Thammavongsa sometimes leans toward the tone of moral certainty that can infect poets who habitually address corruption and injustice. On balance, her anger is persuasive, and it’s restrained enough to be tremendously moving. In “Minute Maid Poster,” Thammavongsa grants a humble piece of home decor—a poster-sized ad featuring orange groves—the consideration normally reserved for masterpieces in art galleries, but she does so in the manner of a child conducting a visual experiment, noticing how the dots of green grass and blue sky merge as she steps back: “It was / the distant looking that brought them together.” The poster, however, emerges as a sinister messenger, silently foretelling heart-rending moments in the family’s future—back-breaking low-wage employment, tragic illness. The poem ends on the idea of “bitterness” but not before the poet’s mother advises her “not to think on it too much.”
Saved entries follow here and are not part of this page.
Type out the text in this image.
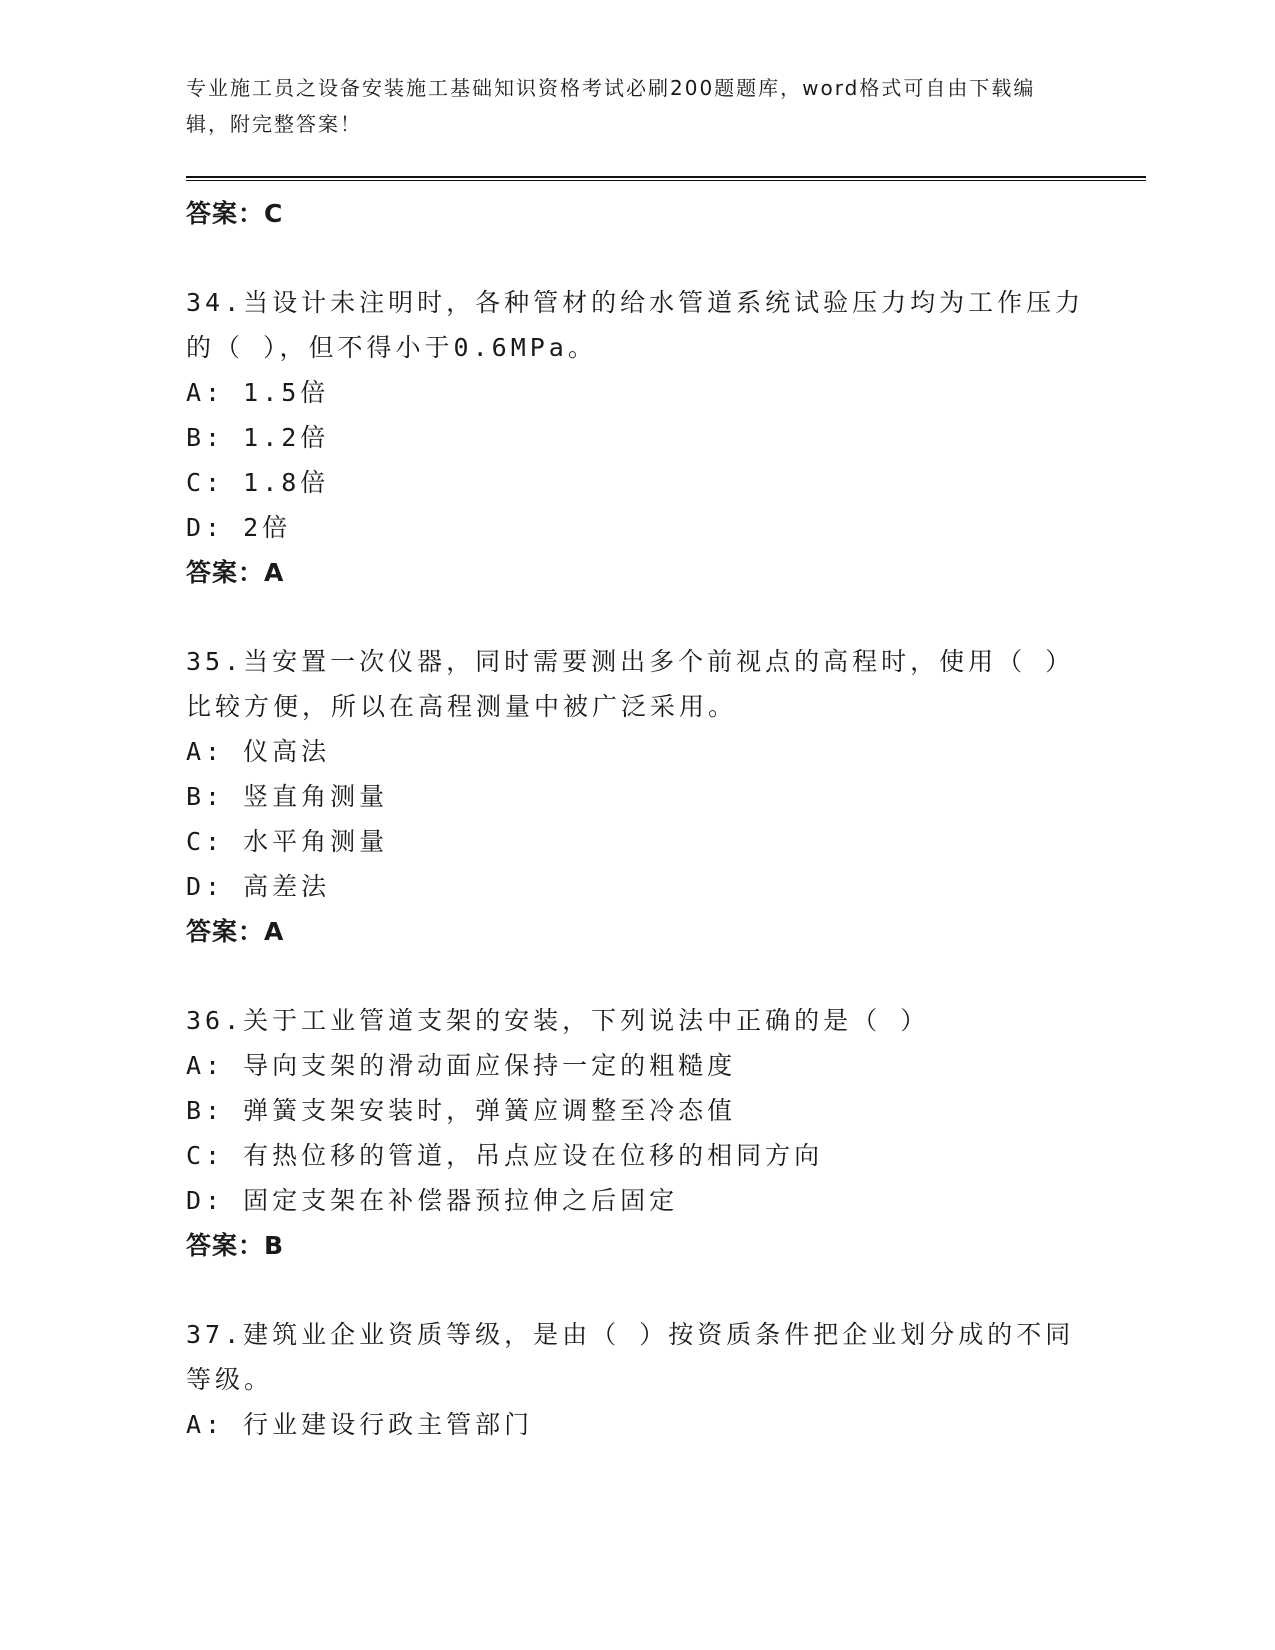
专业施工员之设备安装施工基础知识资格考试必刷200题题库，word格式可自由下载编辑，附完整答案！

答案：C
34.当设计未注明时，各种管材的给水管道系统试验压力均为工作压力
的（ ），但不得小于0.6MPa。
A: 1.5倍
B: 1.2倍
C: 1.8倍
D: 2倍
答案：A
35.当安置一次仪器，同时需要测出多个前视点的高程时，使用（ ）
比较方便，所以在高程测量中被广泛采用。
A: 仪高法
B: 竖直角测量
C: 水平角测量
D: 高差法
答案：A
36.关于工业管道支架的安装，下列说法中正确的是（ ）
A: 导向支架的滑动面应保持一定的粗糙度
B: 弹簧支架安装时，弹簧应调整至冷态值
C: 有热位移的管道，吊点应设在位移的相同方向
D: 固定支架在补偿器预拉伸之后固定
答案：B
37.建筑业企业资质等级，是由（ ）按资质条件把企业划分成的不同
等级。
A: 行业建设行政主管部门
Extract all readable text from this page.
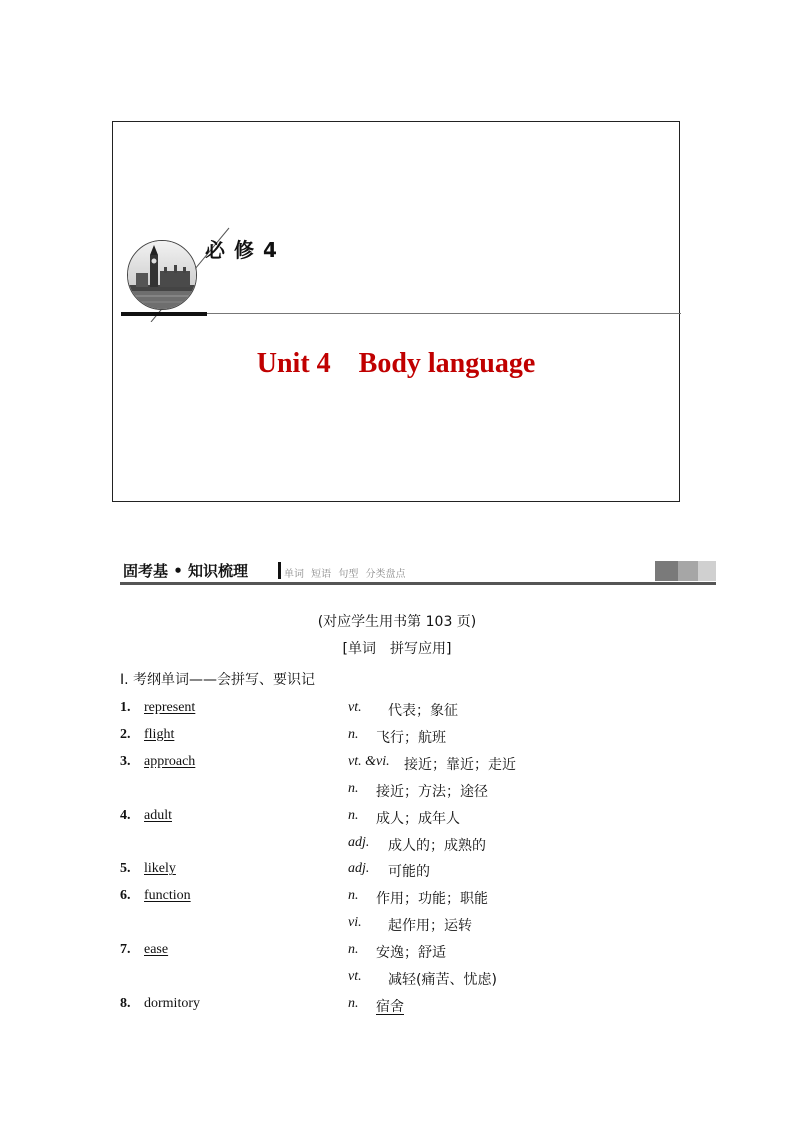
必修4
Unit 4    Body language
固考基 • 知识梳理	单词 短语 句型 分类盘点
(对应学生用书第 103 页)
[单词　拼写应用]
Ⅰ. 考纲单词——会拼写、要识记
1. represent	vt. 代表；象征
2. flight	n. 飞行；航班
3. approach	vt. &vi. 接近；靠近；走近
n. 接近；方法；途径
4. adult	n. 成人；成年人
adj. 成人的；成熟的
5. likely	adj. 可能的
6. function	n. 作用；功能；职能
vi. 起作用；运转
7. ease	n. 安逸；舒适
vt. 减轻(痛苦、忧虑)
8. dormitory	n. 宿舍
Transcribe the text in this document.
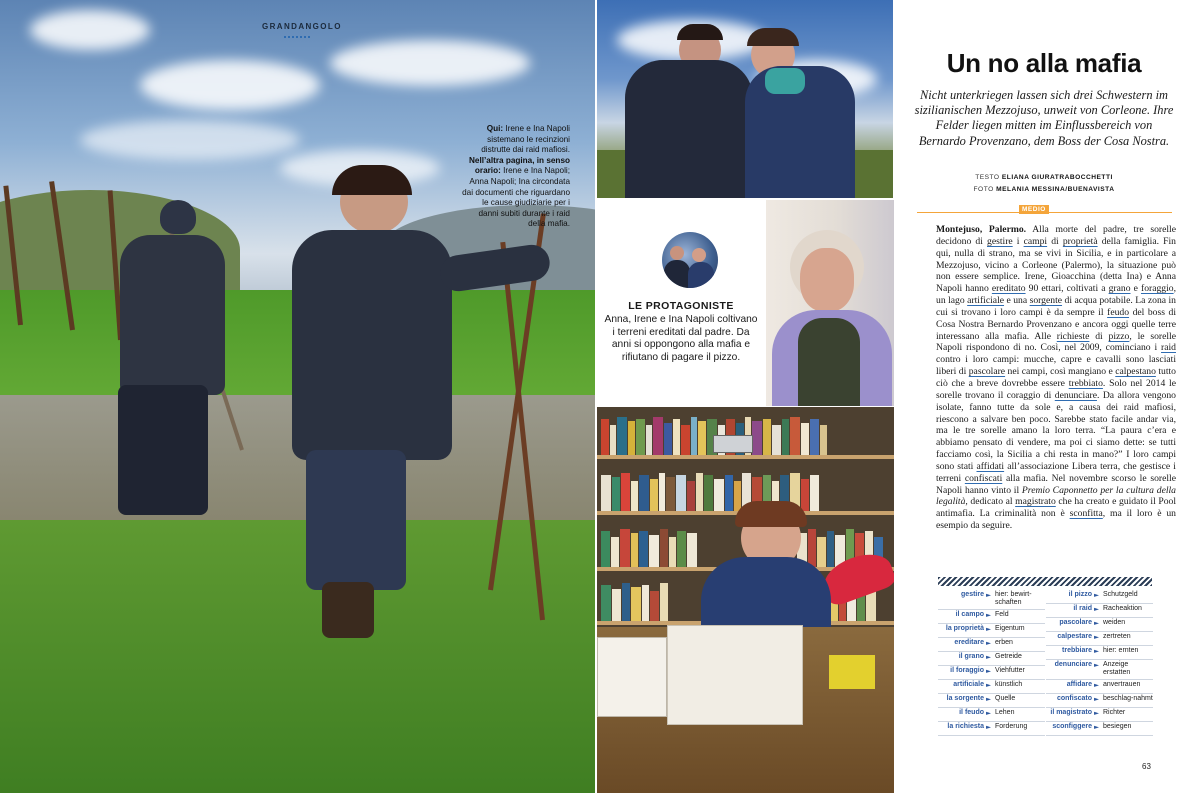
GRANDANGOLO
Qui: Irene e Ina Napoli sistemano le recinzioni distrutte dai raid mafiosi.
Nell’altra pagina, in senso orario: Irene e Ina Napoli; Anna Napoli; Ina circondata dai documenti che riguardano le cause giudiziarie per i danni subiti durante i raid della mafia.
LE PROTAGONISTE
Anna, Irene e Ina Napoli coltivano i terreni ereditati dal padre. Da anni si oppongono alla mafia e rifiutano di pagare il pizzo.
Un no alla mafia
Nicht unterkriegen lassen sich drei Schwestern im sizilianischen Mezzojuso, unweit von Corleone. Ihre Felder liegen mitten im Einflussbereich von Bernardo Provenzano, dem Boss der Cosa Nostra.
TESTO ELIANA GIURATRABOCCHETTI
FOTO MELANIA MESSINA/BUENAVISTA
MEDIO
Montejuso, Palermo. Alla morte del padre, tre sorelle decidono di gestire i campi di proprietà della famiglia. Fin qui, nulla di strano, ma se vivi in Sicilia, e in particolare a Mezzojuso, vicino a Corleone (Palermo), la situazione può non essere semplice. Irene, Gioacchina (detta Ina) e Anna Napoli hanno ereditato 90 ettari, coltivati a grano e foraggio, un lago artificiale e una sorgente di acqua potabile. La zona in cui si trovano i loro campi è da sempre il feudo del boss di Cosa Nostra Bernardo Provenzano e ancora oggi quelle terre interessano alla mafia. Alle richieste di pizzo, le sorelle Napoli rispondono di no. Così, nel 2009, cominciano i raid contro i loro campi: mucche, capre e cavalli sono lasciati liberi di pascolare nei campi, così mangiano e calpestano tutto ciò che a breve dovrebbe essere trebbiato. Solo nel 2014 le sorelle trovano il coraggio di denunciare. Da allora vengono isolate, fanno tutte da sole e, a causa dei raid mafiosi, riescono a salvare ben poco. Sarebbe stato facile andar via, ma le tre sorelle amano la loro terra. “La paura c’era e abbiamo pensato di vendere, ma poi ci siamo dette: se tutti facciamo così, la Sicilia a chi resta in mano?” I loro campi sono stati affidati all’associazione Libera terra, che gestisce i terreni confiscati alla mafia. Nel novembre scorso le sorelle Napoli hanno vinto il Premio Caponnetto per la cultura della legalità, dedicato al magistrato che ha creato e guidato il Pool antimafia. La criminalità non è sconfitta, ma il loro è un esempio da seguire.
gestire ► hier: bewirt-schaften
il campo ► Feld
la proprietà ► Eigentum
ereditare ► erben
il grano ► Getreide
il foraggio ► Viehfutter
artificiale ► künstlich
la sorgente ► Quelle
il feudo ► Lehen
la richiesta ► Forderung
il pizzo ► Schutzgeld
il raid ► Racheaktion
pascolare ► weiden
calpestare ► zertreten
trebbiare ► hier: ernten
denunciare ► Anzeige erstatten
affidare ► anvertrauen
confiscato ► beschlag-nahmt
il magistrato ► Richter
sconfiggere ► besiegen
63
Thammavongsa’s poetic impulse is protective. She doesn’t rehash raw personal details or expose loved ones. She set this principle early. In Found, she chose to contemplate rather than aggressively decode her father’s scrapbook. (It was written in Lao, a language she doesn’t read.) Other poets may have been tempted to interview their parents, research life in refugee camps, seek out a translator. Thammavongsa instead placed herself within her own fragmented understanding of her earliest days and wrote, simply, of what she saw, in a voice that combines clear-eyed distance with intimacy. What resulted were poems with titles such as “What I Can’t Read” and “House, a Sketch of” and this moving portrait of her father’s handwriting: “He carved / every letter / into / the sound / its / shape made.”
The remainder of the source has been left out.